Etoposide (VP-16-213)-induced gene alterations: potential contribution to cell death.

Abstract

We have shown previously a good correlation between etoposide-induced sister chromatid exchanges (SCE) and cytotoxicity. A semisynthetic derivative of podophyllotoxin, etoposide is also called Vepesid (Bristol; code designation VP-16-213, abbreviated VP-16). Since SCE represent DNA recombinational events, we hypothesized that VP-16-induced SCE might result in nonhomologous recombination in which segments of DNA were either deleted or added, leading to an alteration of gene sequences responsible for essential cell proteins. Alterations of such essential genes and consequent interference with formation of their products could consequently lead to cell death.

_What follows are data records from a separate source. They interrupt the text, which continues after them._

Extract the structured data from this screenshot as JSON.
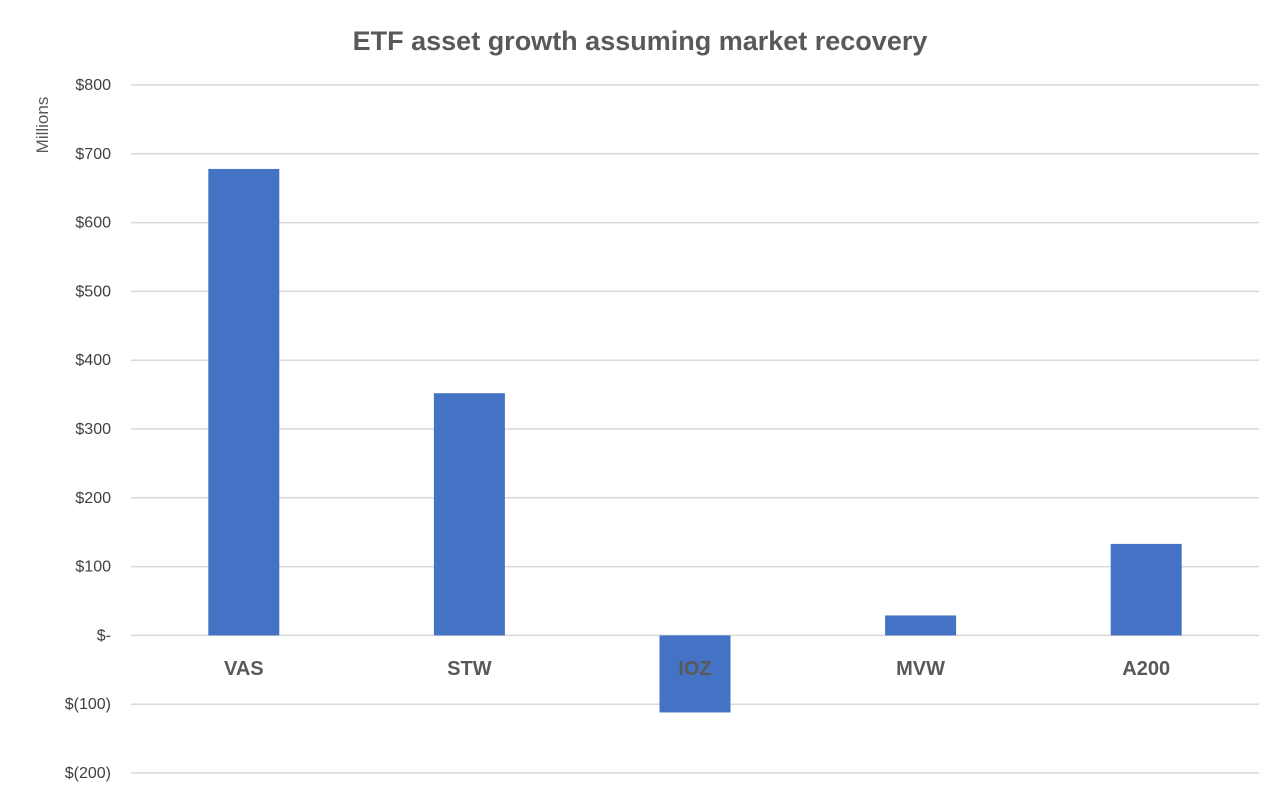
{
  "chart_data": {
    "type": "bar",
    "title": "ETF asset growth assuming market recovery",
    "ylabel": "Millions",
    "xlabel": "",
    "categories": [
      "VAS",
      "STW",
      "IOZ",
      "MVW",
      "A200"
    ],
    "values": [
      678,
      352,
      -112,
      29,
      133
    ],
    "ylim": [
      -200,
      800
    ],
    "yticks": [
      800,
      700,
      600,
      500,
      400,
      300,
      200,
      100,
      0,
      -100,
      -200
    ],
    "ytick_labels": [
      "$800",
      "$700",
      "$600",
      "$500",
      "$400",
      "$300",
      "$200",
      "$100",
      "$-",
      "$(100)",
      "$(200)"
    ],
    "grid": true,
    "legend": "none",
    "bar_color": "#4472C4"
  }
}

To evaluate whether VP-16 treatment caused sufficient levels of DNA sequence alterations to interfere with gene product formation, we isolated hypoxanthine (guanine) phosphoribosyltransferase (HPRT)-deficient mutants from Chinese hamster V79 cells grown in the presence or absence of VP-16. DNA from 3 spontaneous mutants and 10 VP-16-induced mutants was analyzed by Southern blot hybridization to a full-length hamster HPRT cDNA probe. Most of the VP-16-induced mutants showed partial deletions and/or rearrangements of the HPRT gene. In contrast, spontaneous mutants showed negligible deletions or rearrangements. These results provide strong support for our hypothesis that deletion of genetic sequences may constitute an important component of the mechanism of VP-16-induced cell death.